Mutable attributes is document metadata for matching and ranking performance per document.

The attribute values are mutated as part of query execution, as defined in rank profiles - see rank phase statistics for details.

Document meta store

The document meta store is an in-memory data structure for all documents on a node. It is an implicit attribute, and is compacted and flushed. Memory usage for applications with small documents / no other attributes can be dominated by this attribute.
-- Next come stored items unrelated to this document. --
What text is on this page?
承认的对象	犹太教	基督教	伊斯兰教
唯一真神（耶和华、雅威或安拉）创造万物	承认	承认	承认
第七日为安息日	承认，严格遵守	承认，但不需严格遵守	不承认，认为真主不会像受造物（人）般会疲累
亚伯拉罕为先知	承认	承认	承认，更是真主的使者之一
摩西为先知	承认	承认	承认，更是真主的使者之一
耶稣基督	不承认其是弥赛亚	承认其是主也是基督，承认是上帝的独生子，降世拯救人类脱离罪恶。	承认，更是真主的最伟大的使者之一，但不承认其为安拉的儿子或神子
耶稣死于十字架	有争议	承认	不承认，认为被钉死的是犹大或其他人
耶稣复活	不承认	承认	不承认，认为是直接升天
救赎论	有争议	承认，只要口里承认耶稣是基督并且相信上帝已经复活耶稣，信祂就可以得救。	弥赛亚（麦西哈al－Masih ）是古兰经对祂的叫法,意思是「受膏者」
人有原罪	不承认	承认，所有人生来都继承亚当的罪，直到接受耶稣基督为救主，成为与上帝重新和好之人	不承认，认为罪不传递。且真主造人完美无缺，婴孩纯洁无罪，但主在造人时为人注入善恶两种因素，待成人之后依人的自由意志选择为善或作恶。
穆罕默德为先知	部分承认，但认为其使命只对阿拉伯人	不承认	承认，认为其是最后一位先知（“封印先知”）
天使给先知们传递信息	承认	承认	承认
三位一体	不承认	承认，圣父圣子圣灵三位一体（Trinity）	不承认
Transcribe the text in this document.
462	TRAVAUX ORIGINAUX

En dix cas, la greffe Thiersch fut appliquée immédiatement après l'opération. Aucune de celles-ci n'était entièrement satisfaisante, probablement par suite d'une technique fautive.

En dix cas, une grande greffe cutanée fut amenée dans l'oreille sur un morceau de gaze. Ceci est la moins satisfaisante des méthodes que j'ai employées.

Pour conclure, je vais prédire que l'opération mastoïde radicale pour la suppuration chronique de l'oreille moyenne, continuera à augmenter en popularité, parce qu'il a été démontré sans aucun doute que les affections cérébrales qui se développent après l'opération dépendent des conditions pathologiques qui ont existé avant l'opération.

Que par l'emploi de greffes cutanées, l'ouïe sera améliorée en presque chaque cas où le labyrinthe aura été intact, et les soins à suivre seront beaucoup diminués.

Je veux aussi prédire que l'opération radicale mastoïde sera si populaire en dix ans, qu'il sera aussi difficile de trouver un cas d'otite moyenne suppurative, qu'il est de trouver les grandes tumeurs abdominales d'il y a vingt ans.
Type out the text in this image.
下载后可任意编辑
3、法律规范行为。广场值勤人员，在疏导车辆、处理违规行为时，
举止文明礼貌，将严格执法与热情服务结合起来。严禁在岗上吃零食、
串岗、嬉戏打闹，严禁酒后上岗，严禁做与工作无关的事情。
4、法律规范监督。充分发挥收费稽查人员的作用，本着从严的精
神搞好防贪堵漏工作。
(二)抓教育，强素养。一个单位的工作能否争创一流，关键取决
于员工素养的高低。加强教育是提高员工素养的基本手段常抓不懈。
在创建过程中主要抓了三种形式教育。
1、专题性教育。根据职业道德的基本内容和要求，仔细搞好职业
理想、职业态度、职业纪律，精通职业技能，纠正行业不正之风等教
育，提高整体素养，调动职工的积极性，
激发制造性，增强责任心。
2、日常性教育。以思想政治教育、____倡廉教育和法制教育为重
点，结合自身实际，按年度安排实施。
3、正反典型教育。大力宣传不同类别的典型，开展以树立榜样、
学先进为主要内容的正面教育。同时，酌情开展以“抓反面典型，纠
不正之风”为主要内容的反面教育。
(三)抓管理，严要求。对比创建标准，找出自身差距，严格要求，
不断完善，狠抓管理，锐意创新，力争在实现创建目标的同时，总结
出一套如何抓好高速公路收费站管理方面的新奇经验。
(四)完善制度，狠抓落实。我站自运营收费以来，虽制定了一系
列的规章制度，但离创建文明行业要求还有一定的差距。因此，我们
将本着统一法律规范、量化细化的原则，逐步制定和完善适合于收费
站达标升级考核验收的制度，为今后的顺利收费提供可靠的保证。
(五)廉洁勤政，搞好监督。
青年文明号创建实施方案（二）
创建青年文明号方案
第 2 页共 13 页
The document meta store scales linearly with number of documents - using approximately 30 bytes per document. The metric content.proton.documentdb.ready.attribute.memory_usage.allocated_bytes for "field": "[documentmetastore]" is the size of the document meta store in memory - use the metric API to find the size - in this example, the node has 9M ready documents with 52 bytes in memory per document:

    "name": "content.proton.documentdb.ready.attribute.memory_usage.allocated_bytes",
    "description": "The number of allocated bytes",
    "values": {
        "average": 4.69736008E8,
        "count": 12,
        "rate": 0.2,
        "min": 469736008,
        "max": 469736008,
        "last": 469736008
    "dimensions": {
        "documenttype": "doctype",
        "field": "[documentmetastore]"

The above is for the ready documents, also check removed and notready - refer to sub-databases.